I recently had a poem published in A Year of Being Here.This marvelous blog posts a poem a day, all of them "mindfulness poetry." Most are by contemporary poets, some by relatively unknown poets (like me) and others whose work you've no doubt heard of or read. Some of the voices reach farther back in time, too, to Wordsworth and Meister Eckhart and Rumi.

Mindfulness, as I understand it, is just about being in the present moment, in the here and now. While the site isn't focused on nature poetry, you'll notice that many of the poems, and accompanying artwork, are often about or set in or referencing the more-than-human world.

This is understandable, since the natural world gives us ample models of being present. Just watch a bird or tree or wild being of any kind, and you'll notice that they live their lives (as far as I can tell) always in the present moment. They don't worry about or plan the future, and they don't gnaw on what happened in the past. They do not, as the poet Wendell Berry once wrote, "tax their lives with forethought of grief."

And art: the best inspiration I've ever had has come when I am present, fully present, to whatever is going on right here and now, right in front of me. The mind eases out of the chatter of past/future thinking, and something new opens up, some new slant of light slips in.

So, mindfulness, art, nature - it's all intertwined, all same-same.
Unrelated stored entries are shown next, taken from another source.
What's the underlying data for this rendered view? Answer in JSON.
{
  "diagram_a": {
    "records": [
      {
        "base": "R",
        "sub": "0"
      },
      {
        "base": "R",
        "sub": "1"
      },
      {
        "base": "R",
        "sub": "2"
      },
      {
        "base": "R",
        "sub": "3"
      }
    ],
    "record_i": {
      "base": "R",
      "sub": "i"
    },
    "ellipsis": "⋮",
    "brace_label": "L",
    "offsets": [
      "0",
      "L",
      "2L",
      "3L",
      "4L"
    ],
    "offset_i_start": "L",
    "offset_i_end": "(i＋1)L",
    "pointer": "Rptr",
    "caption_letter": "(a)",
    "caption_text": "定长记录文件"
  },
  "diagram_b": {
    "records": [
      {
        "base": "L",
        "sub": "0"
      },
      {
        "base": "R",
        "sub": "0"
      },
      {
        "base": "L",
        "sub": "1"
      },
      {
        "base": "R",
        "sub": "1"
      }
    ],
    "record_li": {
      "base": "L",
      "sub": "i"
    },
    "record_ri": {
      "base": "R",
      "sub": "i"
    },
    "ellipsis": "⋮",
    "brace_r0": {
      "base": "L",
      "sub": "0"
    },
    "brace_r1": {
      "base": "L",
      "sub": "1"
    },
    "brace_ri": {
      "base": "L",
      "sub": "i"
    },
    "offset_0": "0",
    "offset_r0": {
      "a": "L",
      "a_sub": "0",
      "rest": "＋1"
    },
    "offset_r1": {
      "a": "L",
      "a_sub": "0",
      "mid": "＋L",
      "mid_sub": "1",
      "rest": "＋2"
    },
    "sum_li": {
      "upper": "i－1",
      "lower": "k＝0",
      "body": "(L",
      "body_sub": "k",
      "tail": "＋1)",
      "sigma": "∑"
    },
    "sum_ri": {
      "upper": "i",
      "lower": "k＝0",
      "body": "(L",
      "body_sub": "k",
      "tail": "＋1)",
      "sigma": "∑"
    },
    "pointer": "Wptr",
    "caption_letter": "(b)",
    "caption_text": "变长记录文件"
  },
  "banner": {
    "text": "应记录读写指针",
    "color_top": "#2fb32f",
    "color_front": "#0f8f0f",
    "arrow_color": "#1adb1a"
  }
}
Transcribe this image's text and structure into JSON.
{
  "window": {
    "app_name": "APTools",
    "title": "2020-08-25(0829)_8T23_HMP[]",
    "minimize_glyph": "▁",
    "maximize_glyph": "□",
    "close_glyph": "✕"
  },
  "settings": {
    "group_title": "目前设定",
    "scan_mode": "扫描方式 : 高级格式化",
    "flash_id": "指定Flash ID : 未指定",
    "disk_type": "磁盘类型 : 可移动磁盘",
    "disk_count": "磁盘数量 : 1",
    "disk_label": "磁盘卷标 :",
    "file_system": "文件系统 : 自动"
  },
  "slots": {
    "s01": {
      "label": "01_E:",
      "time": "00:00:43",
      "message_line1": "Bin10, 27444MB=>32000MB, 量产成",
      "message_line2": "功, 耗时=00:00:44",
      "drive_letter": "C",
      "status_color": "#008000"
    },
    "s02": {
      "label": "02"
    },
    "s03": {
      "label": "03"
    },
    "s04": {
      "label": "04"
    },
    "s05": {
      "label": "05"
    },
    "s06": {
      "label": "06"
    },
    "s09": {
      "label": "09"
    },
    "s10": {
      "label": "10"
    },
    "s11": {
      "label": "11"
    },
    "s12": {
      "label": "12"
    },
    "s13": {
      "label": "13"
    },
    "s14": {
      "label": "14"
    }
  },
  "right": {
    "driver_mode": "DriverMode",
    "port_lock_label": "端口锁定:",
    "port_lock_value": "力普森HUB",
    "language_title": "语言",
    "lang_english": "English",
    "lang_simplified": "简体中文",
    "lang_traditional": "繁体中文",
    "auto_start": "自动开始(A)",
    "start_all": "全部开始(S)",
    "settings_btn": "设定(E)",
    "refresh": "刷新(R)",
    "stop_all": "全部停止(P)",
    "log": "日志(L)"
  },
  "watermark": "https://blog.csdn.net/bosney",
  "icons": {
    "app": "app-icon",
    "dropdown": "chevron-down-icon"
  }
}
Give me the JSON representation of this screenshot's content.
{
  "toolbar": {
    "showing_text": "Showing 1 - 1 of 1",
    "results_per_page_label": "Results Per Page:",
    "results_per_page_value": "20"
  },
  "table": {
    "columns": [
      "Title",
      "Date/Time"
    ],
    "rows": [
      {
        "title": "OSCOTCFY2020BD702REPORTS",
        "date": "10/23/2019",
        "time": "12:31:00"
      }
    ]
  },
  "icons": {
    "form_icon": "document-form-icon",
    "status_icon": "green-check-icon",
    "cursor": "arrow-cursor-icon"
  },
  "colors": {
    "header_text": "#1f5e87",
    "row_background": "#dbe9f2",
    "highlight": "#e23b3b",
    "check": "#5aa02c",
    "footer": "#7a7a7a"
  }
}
And this blog, A Year of Being Here, is full to bursting with some of the most inspiring poetry I've ever read. As the curator of the blog, Phyllis Cole-Dai, writes:

If you enjoy the taste of the wild berries I’ve picked, grab a pail of your own and head for light. That’s where these poems grow; there, and in the dappled dark of the woods. You’ll have a fine time, searching for them amongst the bushes and the brambles, so long as you go slow and watch out for thorns and bears.